Publié le 06 novembre 2023 par Adtraviata
Vivre avec nos morts – Petit traité de consolation

Présentation de l’éditeur :

« Tant de fois je me suis tenue avec des mourants et avec leurs familles. Tant de fois j’ai pris la parole à des enterrements, puis entendu les hommages de fils et de filles endeuillés, de parents dévastés, de conjoints détruits, d’amis anéantis… »
Etre rabbin, c’est vivre avec la mort : celle des autres, celle des vôtres. Mais c’est surtout transmuer cette mort en leçon de vie pour ceux qui restent : « Savoir raconter ce qui fut mille fois dit, mais donner à celui qui entend l’histoire pour la première fois des clefs inédites pour appréhender la sienne. Telle est ma fonction. Je me tiens aux côtés d’hommes et de femmes qui, aux moments charnières de leurs vies, ont besoin de récits. »
A travers onze chapitres, Delphine Horvilleur superpose trois dimensions, comme trois fils étroitement tressés : le récit, la réflexion et la confession. Le récit d’  une vie interrompue (célèbre ou anonyme),   la manière de donner sens à cette mort à travers telle ou telle exégèse des textes sacrés, et l’évocation d’une blessure intime ou la remémoration d’un épisode autobiographique dont elle a réveillé le souvenir enseveli.
Nous vivons tous avec des fantômes
 : « Ceux de nos histoires personnelles, familiales ou collectives, ceux des nations qui nous ont vu naître, des cultures qui nous abritent, des histoires qu’on nous a racontées ou tues, et parfois des langues que nous parlons. » Les récits sacrés ouvrent un passage entre les vivants et les morts. «  Le rôle d’un conteur est de se tenir à la porte pour s’assurer qu’elle reste ouverte  » et de permettre à chacun de faire la paix avec ses fantômes…

Je précise tout d’abord que ma lecture, ma compréhension et mon appréciation de ce livre n’engagent que moi, c’est un avis tout personnel.

Derrière ce titre en forme d’oxymore, Delphine Horvilleur parle de la mort, de sa vie de femme et de rabbin confrontée à des morts diverses et variées et à ceux et celles qu’elle accompagne dans sa fonction de rabbine. Et ce n’est pas parce qu’elle est « habituée » comme on le lui dit souvent qu’elle apprivoiserait la mort sans aucune crainte.
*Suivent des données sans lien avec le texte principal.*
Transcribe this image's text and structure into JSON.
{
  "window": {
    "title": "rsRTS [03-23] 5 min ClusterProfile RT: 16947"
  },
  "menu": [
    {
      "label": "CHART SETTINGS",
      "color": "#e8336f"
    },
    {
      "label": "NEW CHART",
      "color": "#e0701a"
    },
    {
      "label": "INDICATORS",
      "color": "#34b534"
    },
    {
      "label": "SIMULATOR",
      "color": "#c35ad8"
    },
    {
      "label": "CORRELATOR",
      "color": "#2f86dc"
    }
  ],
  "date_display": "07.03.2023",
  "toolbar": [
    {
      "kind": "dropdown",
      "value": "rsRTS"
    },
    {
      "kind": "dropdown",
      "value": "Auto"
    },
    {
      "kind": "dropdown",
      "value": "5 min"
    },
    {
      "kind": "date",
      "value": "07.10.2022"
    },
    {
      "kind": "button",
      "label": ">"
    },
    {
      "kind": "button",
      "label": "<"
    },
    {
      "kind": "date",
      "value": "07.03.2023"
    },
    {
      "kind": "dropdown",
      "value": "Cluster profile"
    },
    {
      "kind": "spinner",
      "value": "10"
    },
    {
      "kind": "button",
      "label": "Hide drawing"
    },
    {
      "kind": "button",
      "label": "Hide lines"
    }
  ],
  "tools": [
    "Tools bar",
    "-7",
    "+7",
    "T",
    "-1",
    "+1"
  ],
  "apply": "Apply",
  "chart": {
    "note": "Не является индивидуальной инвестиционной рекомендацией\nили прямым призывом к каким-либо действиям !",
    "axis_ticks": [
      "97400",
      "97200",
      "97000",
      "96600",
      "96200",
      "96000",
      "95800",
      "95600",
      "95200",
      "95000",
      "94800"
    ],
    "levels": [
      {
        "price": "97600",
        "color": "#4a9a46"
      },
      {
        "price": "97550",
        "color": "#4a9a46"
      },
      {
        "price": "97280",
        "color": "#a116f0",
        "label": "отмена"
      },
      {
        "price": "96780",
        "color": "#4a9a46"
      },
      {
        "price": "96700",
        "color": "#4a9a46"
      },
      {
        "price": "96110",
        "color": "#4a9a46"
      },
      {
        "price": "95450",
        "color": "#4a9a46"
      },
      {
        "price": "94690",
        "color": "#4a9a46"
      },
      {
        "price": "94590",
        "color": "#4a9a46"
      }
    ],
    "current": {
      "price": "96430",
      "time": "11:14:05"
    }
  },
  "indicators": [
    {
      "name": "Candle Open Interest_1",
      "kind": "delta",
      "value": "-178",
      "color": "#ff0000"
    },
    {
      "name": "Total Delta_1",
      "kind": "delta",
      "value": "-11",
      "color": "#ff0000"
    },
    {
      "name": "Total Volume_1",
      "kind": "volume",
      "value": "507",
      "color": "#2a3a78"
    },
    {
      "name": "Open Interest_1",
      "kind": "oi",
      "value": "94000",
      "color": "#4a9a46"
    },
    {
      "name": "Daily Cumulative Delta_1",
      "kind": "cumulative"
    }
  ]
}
Les différentes histoires qu’elle nous raconte ont des liens avec sa vie personnelle de femme, d’étudiante, de rabbine. Elle commence par les funérailles d’Elsa Cayat, assassinée le 7 janvier 2015, plusieurs mois après, celles de Marc, son correspondant avec qui la psychanalyste de Charlie Hebdo allait écrire un livre. Elle nous parle avec chaleur et respect des deux amies, Marceline Loridan-Ivens et de Simone Veil, les filles de Birkenau devenues des icônes des droits des femmes. Elle évoque son amie Ariane, emportée bien trop tôt par une tumeur au cerveau, dont elle a accompagné la fin de vie sur le fil étroit entre amie et rabbin. Elle raconte Myriam, rencontrée quand Delphine Horvilleur étudiait à New York, une vieille juive américaine obsédée par la préparation de ses funérailles. Elle nous parle de son oncle Edgar, enterré en Alsace. Elle raconte aussi des figures bibliques, Isaac, Ismaël, Jacob, et le grand Moïse qui vécut jusqu’à 120 ans, mourut, nous dit la Torah, en pleine force de l’âge et dont personne ne connaît la tombe.
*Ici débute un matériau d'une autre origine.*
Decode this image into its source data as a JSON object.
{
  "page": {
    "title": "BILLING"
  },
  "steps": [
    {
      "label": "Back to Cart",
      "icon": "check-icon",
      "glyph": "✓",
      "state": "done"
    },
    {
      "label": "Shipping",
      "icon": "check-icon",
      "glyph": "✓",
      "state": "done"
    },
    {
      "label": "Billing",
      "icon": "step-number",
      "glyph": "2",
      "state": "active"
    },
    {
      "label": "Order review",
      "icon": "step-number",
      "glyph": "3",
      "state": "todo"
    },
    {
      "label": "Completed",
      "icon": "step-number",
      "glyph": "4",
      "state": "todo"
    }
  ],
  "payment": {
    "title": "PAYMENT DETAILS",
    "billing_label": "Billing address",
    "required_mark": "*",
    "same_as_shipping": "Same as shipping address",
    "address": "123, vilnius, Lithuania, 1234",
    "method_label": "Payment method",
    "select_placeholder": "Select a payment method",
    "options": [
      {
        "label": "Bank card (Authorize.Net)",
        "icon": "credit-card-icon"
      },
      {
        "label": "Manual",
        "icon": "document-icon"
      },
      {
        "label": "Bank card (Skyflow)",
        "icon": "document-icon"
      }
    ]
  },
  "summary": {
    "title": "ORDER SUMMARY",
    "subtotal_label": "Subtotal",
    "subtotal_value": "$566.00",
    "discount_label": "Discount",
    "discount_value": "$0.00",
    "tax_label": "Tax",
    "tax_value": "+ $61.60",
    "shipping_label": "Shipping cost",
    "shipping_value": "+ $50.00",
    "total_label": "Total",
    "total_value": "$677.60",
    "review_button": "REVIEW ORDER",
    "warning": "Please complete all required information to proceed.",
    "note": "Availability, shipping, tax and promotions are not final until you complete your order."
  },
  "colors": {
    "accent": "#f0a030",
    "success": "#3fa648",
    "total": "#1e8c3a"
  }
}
Autant de récits, bibliques ou non, qui disent la vie, la mort, la peur de la mort, l’incompréhension, le chagrin, qui tissent des liens entre le visible et l’invisible, entre ce que l’on vit et ce que l’on croit de l’au-delà. Des extraits de la Torah éclairent avec à-propos les histoires individuelles, ils sont particulièrement intéressants (à mon sens) parce que les traductions apportent une fraîcheur, un éclairage nouveau et qu’elles sont intimement mêlées aux interprétations proposées au long des temps par le Talmud, entre autres. Les histoires rencontrées interpellent donc la rabbine dans sa vie personnelle et tissent des liens précieux. L’humour n’est pas exclu et j’y ai goûté d’excellentes blagues juives.

A la fin du livre, Delphine Horvilleur évoque l’assassinat d’Itzhak Rabin en 1995. On comprend entre les lignes que l’auteure défend un sionisme ouvert, un sionisme qui laisse la place à l’autre, qui reconnaît qu’il n’est pas seul sur le terrain. Lire cela m’a fait du bien en ce moment où la « Terre sainte » résonne de violence, d’horreur et de prises de pouvoir insensées au détriment des populations civiles israéliennes et palestiniennes. Lire Delphine Horvilleur, c’est entendre sa voix musicale, souvent sollicitée dans les médias, c’est entendre une voix ouverte, chaleureuse, attentive à tous. Une voix qui dit que la religion peut être une source de vie, de bon vivre ensemble. Une voix libre.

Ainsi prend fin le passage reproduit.